Finally, JustSayIt has now a documentation webpage: https://omlins.github.io/JustSayIt.jl
Thanks for your interest and I am looking forward to your feedback (please don't hesitate to reach out to me by private e-mail)!
Thank you, amazing work! I'm impressed with language switch.
With the small English model, the recognizers with grammar behave as expected:
[unk]
is recognized if a sentence is spoken that is clearly something different from what is specified in the grammar. However, with the small German and Spanish models [1], the recognizers do hardly ever return[unk]
when a sentence is spoken, even if it has clearly nothing to do with the specified grammar.
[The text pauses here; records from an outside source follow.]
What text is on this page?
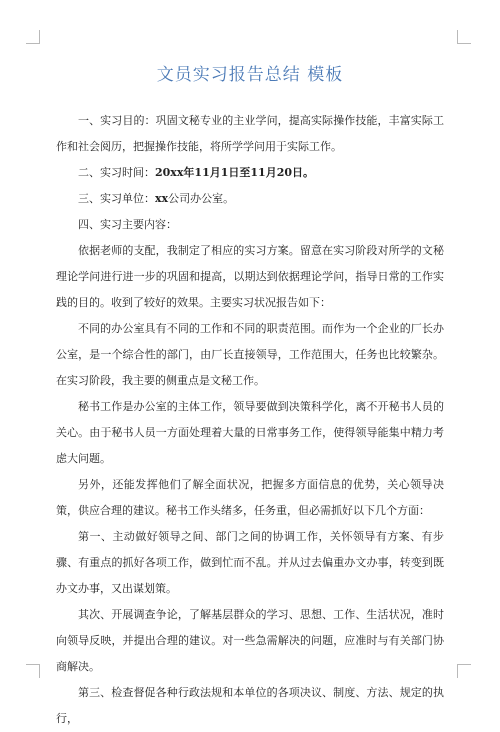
文员实习报告总结 模板

一、实习目的：巩固文秘专业的主业学问，提高实际操作技能，丰富实际工作和社会阅历，把握操作技能，将所学学问用于实际工作。

二、实习时间：20xx年11月1日至11月20日。

三、实习单位：xx公司办公室。

四、实习主要内容：

依据老师的支配，我制定了相应的实习方案。留意在实习阶段对所学的文秘理论学问进行进一步的巩固和提高，以期达到依据理论学问，指导日常的工作实践的目的。收到了较好的效果。主要实习状况报告如下：

不同的办公室具有不同的工作和不同的职责范围。而作为一个企业的厂长办公室，是一个综合性的部门，由厂长直接领导，工作范围大，任务也比较繁杂。在实习阶段，我主要的侧重点是文秘工作。

秘书工作是办公室的主体工作，领导要做到决策科学化，离不开秘书人员的关心。由于秘书人员一方面处理着大量的日常事务工作，使得领导能集中精力考虑大问题。

另外，还能发挥他们了解全面状况，把握多方面信息的优势，关心领导决策，供应合理的建议。秘书工作头绪多，任务重，但必需抓好以下几个方面：

第一、主动做好领导之间、部门之间的协调工作，关怀领导有方案、有步骤、有重点的抓好各项工作，做到忙而不乱。并从过去偏重办文办事，转变到既办文办事，又出谋划策。

其次、开展调查争论，了解基层群众的学习、思想、工作、生活状况，准时向领导反映，并提出合理的建议。对一些急需解决的问题，应准时与有关部门协商解决。

第三、检查督促各种行政法规和本单位的各项决议、制度、方法、规定的执行，
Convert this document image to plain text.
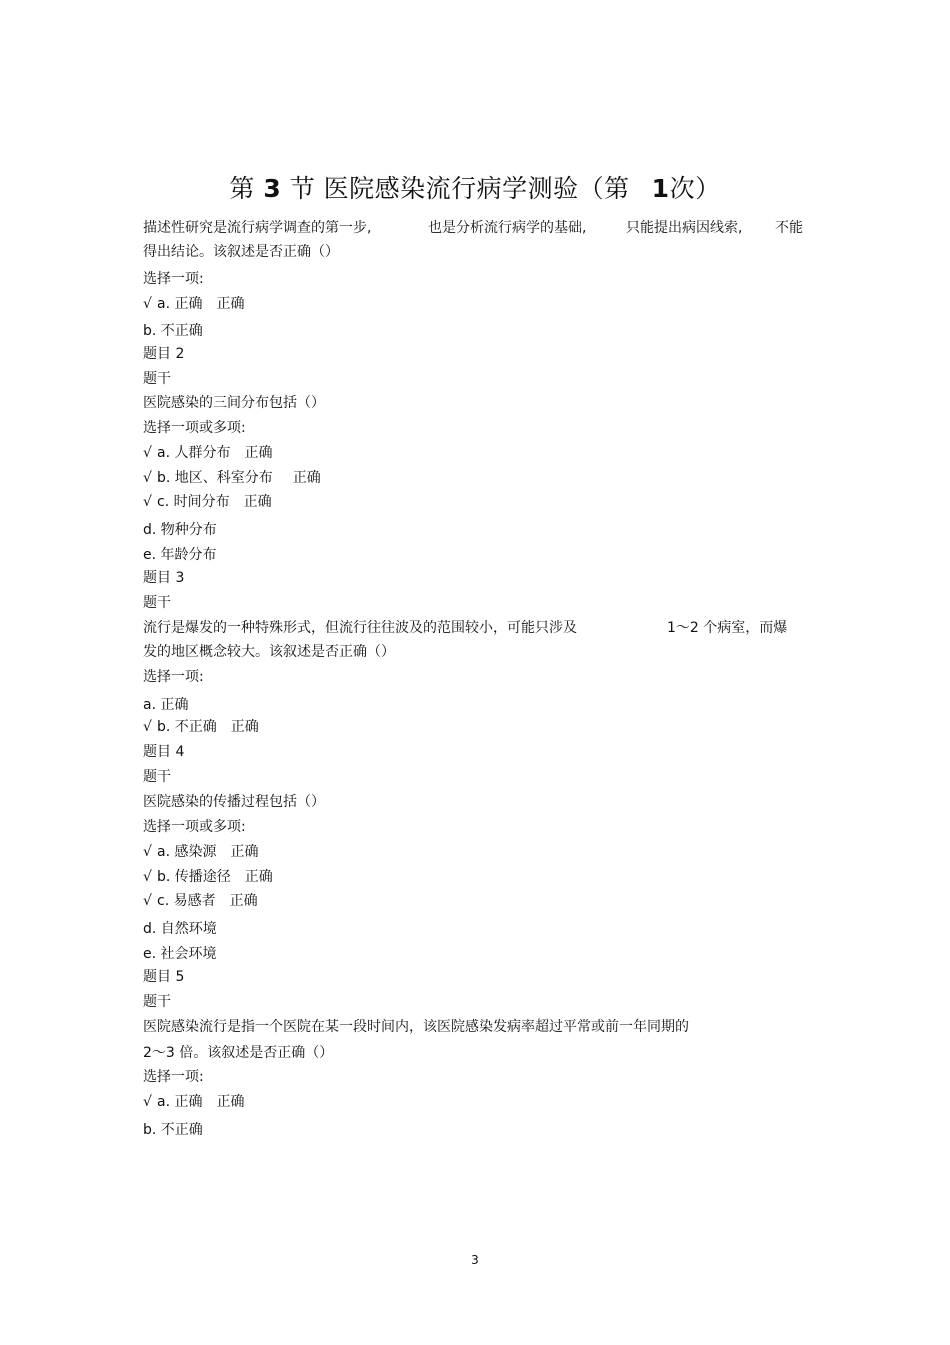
第 3 节 医院感染流行病学测验（第 1次）
描述性研究是流行病学调查的第一步,	也是分析流行病学的基础,	只能提出病因线索, 不能
得出结论。该叙述是否正确（）
选择一项:
√ a. 正确 正确
b. 不正确
题目 2
题干
医院感染的三间分布包括（）
选择一项或多项:
√ a. 人群分布 正确
√ b. 地区、科室分布 正确
√ c. 时间分布 正确
d. 物种分布
e. 年龄分布
题目 3
题干
流行是爆发的一种特殊形式，但流行往往波及的范围较小，可能只涉及	1～2 个病室，而爆
发的地区概念较大。该叙述是否正确（）
选择一项:
a. 正确
√ b. 不正确 正确
题目 4
题干
医院感染的传播过程包括（）
选择一项或多项:
√ a. 感染源 正确
√ b. 传播途径 正确
√ c. 易感者 正确
d. 自然环境
e. 社会环境
题目 5
题干
医院感染流行是指一个医院在某一段时间内，该医院感染发病率超过平常或前一年同期的
2～3 倍。该叙述是否正确（）
选择一项:
√ a. 正确 正确
b. 不正确
3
It looks to me like the problem is that the recognizer gives immediately back some result without analyzing the whole word group (even though there are no silences between the words).For example, I said
"was möchtest du als nachtes tun"
and analyzed it with a recognizer with the following grammar:["terminus", "punkt", "klein", "ausruf", "frage", "doppelpunkt", "zurück", "sprache", "komma", "vor", "gross", "paragraf", "buchstaben", "ziffern", "strichpunkt", "[unk]"]
. The recognizer switched three times the partial result (from"buchstaben"
to"gross"
tostrichpunkt
) and then gave back the the result"gross"
, after having processed only the beginning of the word group (probably about 20%), despite absence of silence between the words of the spoken sentence.@nshmyrev , how can one avoid that the recognizer gives back results without analyzing the whole word group?
Thanks!!
[1] "vosk-model-small-de-0.15" and "vosk-model-small-es-0.22"